Density and isothermal compressibility of supercritical H2O–NaCl fluid: molecular dynamics study from 673 to 2000 K, 0.2 to 2 GPa, and 0 to 22 wt% NaCl concentrations

We report on molecular dynamics (MD) simulations for predicting the density and isothermal compressibility of an H2O–NaCl fluid as a function of temperature (673–2000 K), pressure (0.2–2.0 GPa), and salt concentration (0.0–21.9 wt%). The atomistic behavior was analyzed via the hydration number of ions and number of ion pairs. Hydration numbers of Na+ and Cl− increased with increasing pressure and decreasing temperature. Conversely, the fraction of Na–Cl ion pairs increased with decreasing pressure and increasing temperature.
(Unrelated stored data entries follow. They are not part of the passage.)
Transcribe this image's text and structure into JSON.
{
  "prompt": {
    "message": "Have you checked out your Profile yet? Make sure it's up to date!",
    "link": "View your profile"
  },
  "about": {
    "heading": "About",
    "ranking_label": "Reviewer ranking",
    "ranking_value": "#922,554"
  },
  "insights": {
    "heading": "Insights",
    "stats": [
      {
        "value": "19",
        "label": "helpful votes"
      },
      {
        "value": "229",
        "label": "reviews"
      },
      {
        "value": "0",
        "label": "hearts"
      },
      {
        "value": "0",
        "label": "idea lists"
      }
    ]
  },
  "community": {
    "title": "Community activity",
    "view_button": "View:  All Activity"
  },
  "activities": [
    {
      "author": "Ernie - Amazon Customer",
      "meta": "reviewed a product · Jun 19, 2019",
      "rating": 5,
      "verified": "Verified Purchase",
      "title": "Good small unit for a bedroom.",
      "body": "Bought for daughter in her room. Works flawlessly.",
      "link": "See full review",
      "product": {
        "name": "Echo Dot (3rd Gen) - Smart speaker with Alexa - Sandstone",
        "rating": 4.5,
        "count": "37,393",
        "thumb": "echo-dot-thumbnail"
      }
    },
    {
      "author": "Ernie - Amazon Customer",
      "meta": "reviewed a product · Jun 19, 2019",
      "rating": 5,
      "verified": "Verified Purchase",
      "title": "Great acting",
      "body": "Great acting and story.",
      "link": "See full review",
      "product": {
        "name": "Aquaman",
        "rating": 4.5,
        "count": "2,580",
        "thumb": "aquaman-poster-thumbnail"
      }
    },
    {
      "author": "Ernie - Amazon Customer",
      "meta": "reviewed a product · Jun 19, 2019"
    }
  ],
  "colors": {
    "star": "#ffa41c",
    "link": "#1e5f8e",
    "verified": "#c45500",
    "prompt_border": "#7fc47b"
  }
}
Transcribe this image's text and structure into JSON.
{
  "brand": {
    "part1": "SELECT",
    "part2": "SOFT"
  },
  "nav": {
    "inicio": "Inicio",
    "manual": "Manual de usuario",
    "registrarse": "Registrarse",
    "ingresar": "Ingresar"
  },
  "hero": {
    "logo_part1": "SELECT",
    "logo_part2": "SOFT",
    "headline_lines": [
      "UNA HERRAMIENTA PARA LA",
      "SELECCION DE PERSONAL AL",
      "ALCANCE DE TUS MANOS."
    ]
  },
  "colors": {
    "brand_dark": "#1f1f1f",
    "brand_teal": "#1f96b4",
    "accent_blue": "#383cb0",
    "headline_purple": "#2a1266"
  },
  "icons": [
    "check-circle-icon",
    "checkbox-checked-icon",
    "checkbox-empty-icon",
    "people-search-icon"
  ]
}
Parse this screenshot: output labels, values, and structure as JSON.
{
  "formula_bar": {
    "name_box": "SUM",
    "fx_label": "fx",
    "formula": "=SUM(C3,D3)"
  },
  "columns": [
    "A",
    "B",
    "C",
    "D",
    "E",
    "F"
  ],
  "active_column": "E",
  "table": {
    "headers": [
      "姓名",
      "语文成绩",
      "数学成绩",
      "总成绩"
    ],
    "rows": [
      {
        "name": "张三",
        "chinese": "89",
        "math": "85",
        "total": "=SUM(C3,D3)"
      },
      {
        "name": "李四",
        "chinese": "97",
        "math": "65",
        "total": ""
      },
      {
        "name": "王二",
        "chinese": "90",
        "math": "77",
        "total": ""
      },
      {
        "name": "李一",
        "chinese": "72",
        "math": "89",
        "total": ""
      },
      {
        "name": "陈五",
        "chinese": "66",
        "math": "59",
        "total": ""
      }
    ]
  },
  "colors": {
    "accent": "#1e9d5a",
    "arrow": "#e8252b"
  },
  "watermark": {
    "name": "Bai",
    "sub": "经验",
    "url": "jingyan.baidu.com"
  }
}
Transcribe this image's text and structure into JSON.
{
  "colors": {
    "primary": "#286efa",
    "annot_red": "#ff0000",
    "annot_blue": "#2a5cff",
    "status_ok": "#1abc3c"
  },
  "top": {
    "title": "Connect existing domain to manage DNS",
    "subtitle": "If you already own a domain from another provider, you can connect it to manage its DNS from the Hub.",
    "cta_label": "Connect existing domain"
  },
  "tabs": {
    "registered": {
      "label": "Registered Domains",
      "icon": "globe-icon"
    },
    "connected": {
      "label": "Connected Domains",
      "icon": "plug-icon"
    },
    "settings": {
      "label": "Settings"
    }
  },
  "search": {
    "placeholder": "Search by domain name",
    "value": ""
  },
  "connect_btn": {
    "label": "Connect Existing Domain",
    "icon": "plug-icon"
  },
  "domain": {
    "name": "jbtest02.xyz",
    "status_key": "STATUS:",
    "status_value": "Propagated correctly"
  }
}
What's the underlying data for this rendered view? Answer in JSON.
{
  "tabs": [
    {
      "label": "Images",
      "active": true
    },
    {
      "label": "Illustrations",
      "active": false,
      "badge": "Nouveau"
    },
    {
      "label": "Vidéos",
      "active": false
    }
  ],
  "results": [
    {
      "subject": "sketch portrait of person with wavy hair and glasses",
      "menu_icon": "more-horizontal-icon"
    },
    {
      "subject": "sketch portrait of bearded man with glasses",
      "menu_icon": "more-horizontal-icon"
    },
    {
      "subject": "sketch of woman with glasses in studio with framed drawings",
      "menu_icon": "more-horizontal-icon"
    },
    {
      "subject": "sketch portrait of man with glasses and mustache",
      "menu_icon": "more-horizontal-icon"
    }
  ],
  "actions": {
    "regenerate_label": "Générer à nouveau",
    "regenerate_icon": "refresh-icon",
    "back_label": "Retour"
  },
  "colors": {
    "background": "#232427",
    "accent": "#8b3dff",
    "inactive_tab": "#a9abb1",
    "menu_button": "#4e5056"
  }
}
This hydration and association behavior is consistent with the low dielectric constant of H2O under these conditions. The presence of polynuclear clusters of Na–Cl was confirmed at high temperatures, low pressures, and high salt concentrations. We propose a purely empirical equation of state (EoS) for H2O–NaCl fluids under high temperatures and pressures that should be useful for estimating the fluid distribution in Earth's crust and upper mantle in relation to effects on earthquakes and volcanic eruptions. We report on molecular dynamics (MD) simulations for the density and isothermal compressibility of H2O–NaCl fluids as a function of temperature (673–2000 K), pressure (0.2–2.0 GPa), and salt concentration (0.0–21.9 wt%). The presence of polynuclear clusters of Na–Cl ion pairs was confirmed at high temperatures, low pressures, and high salt concentrations. Purely empirical EoS for the density and isothermal compressibility were proposed for these fluids over a wide range of pressures (0.2–2.0 GPa), temperatures (673–2000 K), and salt concentrations (0–21.9 wt%).